Israel’s military secures the well being of the Israeli population who live their mandated right in Judea-Samaria. The internationally recognized right to secure their well being is the right to self-defense as enshrined in Article 51 of the United Nations’ Charter. There is no validity to the claim that both Israeli Jewish residents in Judea-Samaria and the Israeli military presence there is illegal. This invalid claim is ’’politically motivated’’- as worded by the Israel Ministry of Foreign Affairs. The Ministry further states: ‘’Repeated charges regarding the illegality of Israeli settlements must therefore be regarded as politically motivated, without foundation in international law. Similarly, as Israeli settlements cannot be considered illegal, they cannot constitute a ‘’grave violation’’ of the Geneva Convention, and hence any claim that they constitute a ‘’war crime’’ is without any legal basis.’’ The 1949 Fourth Geneva Convention that the Ministry referenced states in Article 49, that an occupying power ‘’shall not deport or transfer parts of its own civilian population into the territories it occupies.’’

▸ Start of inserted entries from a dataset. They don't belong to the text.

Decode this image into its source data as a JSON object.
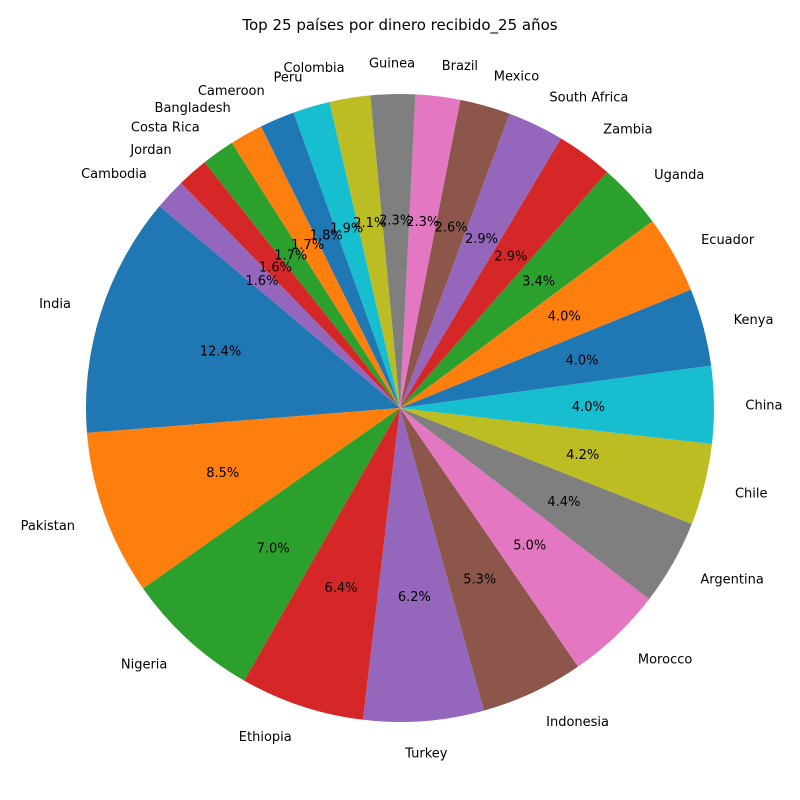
{
  "chart_data": {
    "type": "pie",
    "title": "Top 25 países por dinero recibido_25 años",
    "slices": [
      {
        "label": "India",
        "value": 12.4,
        "pct_label": "12.4%",
        "color": "#1f77b4"
      },
      {
        "label": "Pakistan",
        "value": 8.5,
        "pct_label": "8.5%",
        "color": "#ff7f0e"
      },
      {
        "label": "Nigeria",
        "value": 7.0,
        "pct_label": "7.0%",
        "color": "#2ca02c"
      },
      {
        "label": "Ethiopia",
        "value": 6.4,
        "pct_label": "6.4%",
        "color": "#d62728"
      },
      {
        "label": "Turkey",
        "value": 6.2,
        "pct_label": "6.2%",
        "color": "#9467bd"
      },
      {
        "label": "Indonesia",
        "value": 5.3,
        "pct_label": "5.3%",
        "color": "#8c564b"
      },
      {
        "label": "Morocco",
        "value": 5.0,
        "pct_label": "5.0%",
        "color": "#e377c2"
      },
      {
        "label": "Argentina",
        "value": 4.4,
        "pct_label": "4.4%",
        "color": "#7f7f7f"
      },
      {
        "label": "Chile",
        "value": 4.2,
        "pct_label": "4.2%",
        "color": "#bcbd22"
      },
      {
        "label": "China",
        "value": 4.0,
        "pct_label": "4.0%",
        "color": "#17becf"
      },
      {
        "label": "Kenya",
        "value": 4.0,
        "pct_label": "4.0%",
        "color": "#1f77b4"
      },
      {
        "label": "Ecuador",
        "value": 4.0,
        "pct_label": "4.0%",
        "color": "#ff7f0e"
      },
      {
        "label": "Uganda",
        "value": 3.4,
        "pct_label": "3.4%",
        "color": "#2ca02c"
      },
      {
        "label": "Zambia",
        "value": 2.9,
        "pct_label": "2.9%",
        "color": "#d62728"
      },
      {
        "label": "South Africa",
        "value": 2.9,
        "pct_label": "2.9%",
        "color": "#9467bd"
      },
      {
        "label": "Mexico",
        "value": 2.6,
        "pct_label": "2.6%",
        "color": "#8c564b"
      },
      {
        "label": "Brazil",
        "value": 2.3,
        "pct_label": "2.3%",
        "color": "#e377c2"
      },
      {
        "label": "Guinea",
        "value": 2.3,
        "pct_label": "2.3%",
        "color": "#7f7f7f"
      },
      {
        "label": "Colombia",
        "value": 2.1,
        "pct_label": "2.1%",
        "color": "#bcbd22"
      },
      {
        "label": "Peru",
        "value": 1.9,
        "pct_label": "1.9%",
        "color": "#17becf"
      },
      {
        "label": "Cameroon",
        "value": 1.8,
        "pct_label": "1.8%",
        "color": "#1f77b4"
      },
      {
        "label": "Bangladesh",
        "value": 1.7,
        "pct_label": "1.7%",
        "color": "#ff7f0e"
      },
      {
        "label": "Costa Rica",
        "value": 1.7,
        "pct_label": "1.7%",
        "color": "#2ca02c"
      },
      {
        "label": "Jordan",
        "value": 1.6,
        "pct_label": "1.6%",
        "color": "#d62728"
      },
      {
        "label": "Cambodia",
        "value": 1.6,
        "pct_label": "1.6%",
        "color": "#9467bd"
      }
    ],
    "start_angle_deg": 140,
    "direction": "counterclockwise",
    "legend": "none"
  }
}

Firstly, the most important fact that nobody should forget in this matter, is that ‘’Judea, Samaria and Gaza are not ‘’occupied territories’’ according to international law due to the fact that they were not taken from any foreign sovereign.’’ This quote was taken from Tel Aviv’s own Law Professor, Talia Einhorn, at a Jerusalem Conference. Prof. Einhorn added: ‘’It is important to remember and mention [this fact] daily.

Egypt did not claim sovereignty over Gaza during its illegal occupation from 1948-1967 and Jordan’s claim to Judea-Samaria during its illegal occupation from 1948-1967 was only recognized by Pakistan and partially by Britain.

Secondly, the Jewish population in Gaza, Judea and Samaria, were not ‘’deported’’ or ‘’transferred’’ there by the Israeli government, but simply and purely returned home voluntarily.